Written by Chris Ruppenthal and Glen Morgan & James Wong
Directed by David Nutter
The episode opens extremely well,
and showing Mulder walking among the dusty basement where the X-Files office
is, changing the calendar six months forward, and putting Scully's file in the
cabinet is powerful. Duchovny gives a very effective performance as a man
hollowed out by the loss of his better half. The tone of mourning plays very
effectively through the episode, especially in the scenes between Mulder and
the coroner. For all those reasons, I really wish I could like this episode
more. But the mystery that's at the center of the story, just isn't worth the
trouble.
One wants to give the vampire story
more credit, especially after a decade of Twilight and Sookie Stackhouse, of at
least trying to make a vampire story where the undead are dangerous rather than
sexy. Unfortunately, the episode just can't make up its mind whether the
vampires are supposed to be real or
not. Mulder starts the episode like he's trying to pursue serial killers and
wannabes that think they're vampires, and he certainly spends the first half of
the episode proceeding under that presumption. The idea of pursuing a
delusional man who thinks vampires are real would certainly have been
interesting. But then, the series remembers that its wheelhouse is the
paranormal, so John (The Son) is locked into a cell with southern exposure, and
burns into a pile of ashes. We never do get a real explanation as to how John
managed to resurrect himself (but why should we; he's not that interested when
we see him again), because the episode is on to its central problem ----
Kristen.
Even now, twenty years after the
fact, I'm still completely unsure what the point of Kristen was. Yes, I realize
that her job was to serve as the central focus for the vampires pursuing, and
the actual reason for the series of killings that brought Mulder onto the scene
in the first place. But her job also seems to be the serve as a literal femme
fatale that somehow attracts the broken Mulder, and based on everything we know
about him over the past year, he'd have to be psychological damaged to let a
woman who may be a suspect in a series of murders shave him
. It's not that he and then
girlfriend Perrey Reeves don't generate a certain amount of chemistry together;
it's that the script can't determine why this Scully-less Mulder would go to so
much trouble to protect her.
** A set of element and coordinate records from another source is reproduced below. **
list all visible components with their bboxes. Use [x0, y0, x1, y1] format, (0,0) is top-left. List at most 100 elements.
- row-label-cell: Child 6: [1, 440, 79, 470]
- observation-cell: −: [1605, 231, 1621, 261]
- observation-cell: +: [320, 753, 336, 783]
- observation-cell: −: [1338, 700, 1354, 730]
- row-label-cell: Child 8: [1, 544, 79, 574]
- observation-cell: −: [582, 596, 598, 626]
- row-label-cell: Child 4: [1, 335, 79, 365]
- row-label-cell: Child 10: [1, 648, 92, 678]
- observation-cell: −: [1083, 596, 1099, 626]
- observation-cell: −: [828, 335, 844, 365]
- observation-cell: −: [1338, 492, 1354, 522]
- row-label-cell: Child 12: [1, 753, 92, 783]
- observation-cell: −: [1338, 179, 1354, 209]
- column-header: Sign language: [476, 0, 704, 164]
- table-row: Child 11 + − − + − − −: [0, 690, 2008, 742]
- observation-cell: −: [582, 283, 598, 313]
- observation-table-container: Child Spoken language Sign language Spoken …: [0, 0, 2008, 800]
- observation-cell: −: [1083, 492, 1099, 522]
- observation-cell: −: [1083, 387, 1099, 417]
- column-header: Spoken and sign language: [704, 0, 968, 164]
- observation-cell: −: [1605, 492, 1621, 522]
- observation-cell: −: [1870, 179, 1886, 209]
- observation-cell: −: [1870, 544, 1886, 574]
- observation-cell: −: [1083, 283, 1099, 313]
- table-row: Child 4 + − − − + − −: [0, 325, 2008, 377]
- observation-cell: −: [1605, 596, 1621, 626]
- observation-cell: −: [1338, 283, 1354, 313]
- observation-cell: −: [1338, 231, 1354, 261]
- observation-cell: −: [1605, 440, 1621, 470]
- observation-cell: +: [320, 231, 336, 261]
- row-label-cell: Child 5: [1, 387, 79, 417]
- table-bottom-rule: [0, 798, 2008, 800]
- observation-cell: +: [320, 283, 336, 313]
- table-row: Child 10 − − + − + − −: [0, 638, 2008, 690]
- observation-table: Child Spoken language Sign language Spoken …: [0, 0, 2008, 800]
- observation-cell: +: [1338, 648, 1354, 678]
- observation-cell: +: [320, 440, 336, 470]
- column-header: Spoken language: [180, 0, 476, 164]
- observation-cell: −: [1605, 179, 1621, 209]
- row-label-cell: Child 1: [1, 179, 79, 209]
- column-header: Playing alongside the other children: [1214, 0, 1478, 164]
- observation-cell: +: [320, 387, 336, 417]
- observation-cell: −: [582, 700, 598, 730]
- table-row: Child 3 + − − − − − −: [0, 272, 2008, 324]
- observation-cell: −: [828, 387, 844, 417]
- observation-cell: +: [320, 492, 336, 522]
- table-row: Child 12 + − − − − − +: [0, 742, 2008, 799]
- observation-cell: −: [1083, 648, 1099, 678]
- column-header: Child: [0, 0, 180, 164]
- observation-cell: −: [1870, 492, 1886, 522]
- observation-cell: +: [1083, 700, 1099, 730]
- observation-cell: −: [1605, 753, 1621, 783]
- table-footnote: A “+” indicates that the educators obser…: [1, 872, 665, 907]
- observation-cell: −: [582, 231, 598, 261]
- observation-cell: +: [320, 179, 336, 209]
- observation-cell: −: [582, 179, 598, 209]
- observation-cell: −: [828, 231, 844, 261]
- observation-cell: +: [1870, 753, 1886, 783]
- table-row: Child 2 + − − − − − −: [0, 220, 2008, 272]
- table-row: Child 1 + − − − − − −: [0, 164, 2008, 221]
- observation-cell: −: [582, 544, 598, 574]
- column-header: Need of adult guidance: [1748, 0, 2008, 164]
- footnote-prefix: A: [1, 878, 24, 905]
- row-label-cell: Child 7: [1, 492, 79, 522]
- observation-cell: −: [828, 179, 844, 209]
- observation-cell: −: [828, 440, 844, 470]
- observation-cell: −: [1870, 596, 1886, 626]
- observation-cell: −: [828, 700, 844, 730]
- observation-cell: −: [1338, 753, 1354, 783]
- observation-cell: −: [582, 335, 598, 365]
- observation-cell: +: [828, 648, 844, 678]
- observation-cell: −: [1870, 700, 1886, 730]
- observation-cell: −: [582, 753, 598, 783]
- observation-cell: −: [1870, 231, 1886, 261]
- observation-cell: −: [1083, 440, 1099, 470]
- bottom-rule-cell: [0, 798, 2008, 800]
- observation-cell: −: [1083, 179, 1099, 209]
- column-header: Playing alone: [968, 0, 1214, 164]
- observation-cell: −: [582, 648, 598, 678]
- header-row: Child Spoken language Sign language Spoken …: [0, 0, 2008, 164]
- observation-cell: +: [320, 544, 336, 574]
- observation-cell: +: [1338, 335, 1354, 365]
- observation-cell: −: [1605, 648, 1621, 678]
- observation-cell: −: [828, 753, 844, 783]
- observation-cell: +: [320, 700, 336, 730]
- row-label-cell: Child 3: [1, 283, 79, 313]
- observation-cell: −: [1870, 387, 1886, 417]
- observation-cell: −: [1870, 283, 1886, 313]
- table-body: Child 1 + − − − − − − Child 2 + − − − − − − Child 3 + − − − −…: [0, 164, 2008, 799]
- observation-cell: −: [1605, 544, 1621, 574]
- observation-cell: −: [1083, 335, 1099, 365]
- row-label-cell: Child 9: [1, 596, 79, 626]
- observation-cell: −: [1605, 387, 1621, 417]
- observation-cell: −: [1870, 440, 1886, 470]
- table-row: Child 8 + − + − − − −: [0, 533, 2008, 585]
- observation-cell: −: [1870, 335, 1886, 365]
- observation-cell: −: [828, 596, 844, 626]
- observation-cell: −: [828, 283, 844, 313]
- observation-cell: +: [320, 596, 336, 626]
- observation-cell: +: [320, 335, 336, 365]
Mulder has a habit of trying to save women who
seemed trapped in these cases--- it'll be demonstrated far more effectively in
later season---- but the series seems unable to determine whether he's too
shaken to use his usual sense of self-preservation or that there's some part of
him that genuinely doesn't care if he lives or dies anymore. That would lead to
the kind of wrenching drama we've come to expect from Morgan & Wong
scripts, and for once, the writers seem unworthy or unable to follow through on
them.
I'll say this for 3. Its tries.
Those have accused Mulder of walking through crime scenes expressionlessly and without feeling would
certainly be able to point to this script as their prime example. He seems to
be sleepwalking through much of the episode. He seems unwilling to argue
procedure with the LAPD, we casually hear him mention that he doesn't sleep
anymore, and the few one-liners he does make seem like the shell of his wit.
It's particularly painful to see him engage in scenes with the coroner, when we
all know the only woman that he would trust with an autopsy. And he seems
supremely off balance for the majority of the story, as if not having Scully
has left him unable to even go through the motions. But it's just not enough to
make this shell of a vampire story work--- Joss Whedon wouldn't haven't been
able to do anything this po-faced for more than five minutes before injecting
something into this static story.
3 does deserve credit --- a fair
amount-- for painting an episode far more interesting than any of the ones we
would get when Mulder was forcibly removed, but even hindsight can't make this
one much better. At the end of the episode, Mulder is sitting alone looking out
into the sky, looking miserable, and he should. He's wasted an hour trying to
save a woman, and failed just as surely as he did when he tried to save Scully.
He's wasted his time, and he's wasted ours. Our only real consolation is that
we won't have to go through any more.